一般講演(口頭発表) B2-18 (Oral presentation)

豪雪地において埋雪されたニホンザル糞の生態学的役割を考える―糞虫の視点から

*江成広斗(宇都宮大・農), 小池伸介(農工大・農), 坂牧はるか(宇都宮大・農)
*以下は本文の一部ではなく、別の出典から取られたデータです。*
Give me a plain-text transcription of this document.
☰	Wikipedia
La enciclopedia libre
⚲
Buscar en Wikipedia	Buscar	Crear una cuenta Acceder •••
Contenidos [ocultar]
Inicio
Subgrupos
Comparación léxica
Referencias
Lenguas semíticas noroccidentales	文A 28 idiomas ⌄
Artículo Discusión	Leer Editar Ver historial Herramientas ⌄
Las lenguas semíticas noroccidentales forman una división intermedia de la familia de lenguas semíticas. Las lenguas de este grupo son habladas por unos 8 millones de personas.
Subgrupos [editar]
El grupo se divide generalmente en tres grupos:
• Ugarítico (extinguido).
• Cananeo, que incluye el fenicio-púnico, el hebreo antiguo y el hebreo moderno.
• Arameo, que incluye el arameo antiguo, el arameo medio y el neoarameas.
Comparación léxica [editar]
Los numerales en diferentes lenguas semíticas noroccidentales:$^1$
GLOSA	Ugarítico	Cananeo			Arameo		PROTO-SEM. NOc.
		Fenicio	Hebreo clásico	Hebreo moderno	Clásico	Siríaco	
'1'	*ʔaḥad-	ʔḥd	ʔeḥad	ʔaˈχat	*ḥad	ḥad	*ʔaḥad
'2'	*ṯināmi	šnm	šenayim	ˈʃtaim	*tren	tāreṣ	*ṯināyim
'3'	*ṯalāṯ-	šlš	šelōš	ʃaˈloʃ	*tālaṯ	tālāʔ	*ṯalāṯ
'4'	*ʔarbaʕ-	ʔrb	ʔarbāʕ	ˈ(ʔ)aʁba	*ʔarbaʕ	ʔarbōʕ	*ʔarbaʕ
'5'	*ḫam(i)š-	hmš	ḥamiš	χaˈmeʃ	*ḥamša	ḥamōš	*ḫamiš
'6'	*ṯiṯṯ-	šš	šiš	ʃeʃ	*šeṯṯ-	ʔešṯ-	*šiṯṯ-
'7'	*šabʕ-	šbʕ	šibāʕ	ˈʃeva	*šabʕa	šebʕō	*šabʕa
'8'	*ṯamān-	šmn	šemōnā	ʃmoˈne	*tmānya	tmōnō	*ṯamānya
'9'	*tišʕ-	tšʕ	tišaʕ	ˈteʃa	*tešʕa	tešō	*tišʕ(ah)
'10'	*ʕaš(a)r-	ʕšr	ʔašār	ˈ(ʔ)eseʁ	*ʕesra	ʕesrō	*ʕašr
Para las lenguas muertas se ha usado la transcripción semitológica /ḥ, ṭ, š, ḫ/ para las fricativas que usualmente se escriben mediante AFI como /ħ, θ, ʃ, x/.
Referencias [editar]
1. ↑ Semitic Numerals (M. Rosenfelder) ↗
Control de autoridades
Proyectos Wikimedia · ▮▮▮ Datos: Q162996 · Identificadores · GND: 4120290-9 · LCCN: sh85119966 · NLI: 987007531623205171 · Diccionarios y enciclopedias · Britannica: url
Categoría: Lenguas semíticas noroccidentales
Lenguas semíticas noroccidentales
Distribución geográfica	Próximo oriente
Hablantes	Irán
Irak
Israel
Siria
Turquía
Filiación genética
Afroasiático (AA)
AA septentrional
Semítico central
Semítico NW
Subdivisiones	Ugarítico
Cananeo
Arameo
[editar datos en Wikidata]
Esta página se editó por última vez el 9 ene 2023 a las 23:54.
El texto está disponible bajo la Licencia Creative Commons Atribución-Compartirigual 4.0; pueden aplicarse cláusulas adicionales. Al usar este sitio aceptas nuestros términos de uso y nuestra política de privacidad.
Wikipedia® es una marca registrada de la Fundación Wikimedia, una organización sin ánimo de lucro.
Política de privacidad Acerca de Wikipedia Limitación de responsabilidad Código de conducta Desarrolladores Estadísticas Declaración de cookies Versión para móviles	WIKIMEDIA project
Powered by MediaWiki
食糞性コガネムシ(糞虫)は、野生動物の糞を移動・分解し、種子の二次的散布者として、更には糞から土壌への窒素循環を促進する分解者としての生態学的役割を担う。一方、一年の大半、雪で土壌が覆われる多雪地において、糞虫の活動期間は著しく制限される。糞虫非活動期において、哺乳類の糞は分解されることなく、雪中に保存される。春になって、蓄積された冬季の糞は一斉出現するが、それらがどのように利用・分解されるのか(もしくはされないのか)は、これまで不明であった。そこで本研究では、多雪地に生息するニホンザル(Macaca fuscata)を対象に、春に大量出現する埋雪糞の生態学的役割を明らかにすることを目的とした。2012年5月に、ニホンザルの埋雪糞を誘因餌としたピットフォールトラップを白神山地北東部の異なる複数の森林パッチに設置し、埋雪糞を利用する早春の糞虫群集を定量評価した。その結果、7種の糞虫が埋雪糞を利用しており、そのうちヒメスジマグソコガネ(Aphodius hasegawai)の出現頻度は顕著に高かった。今回得られた結果は、春季に大量出現する埋雪糞に関しても、糞虫により効率的に分解されている可能性があること、更には多雪地にみられる糞虫群集の季節変化(春に糞虫各種の出現頻度がピークを迎え、その後徐々に減少)を説明する可能性があることを示唆していた。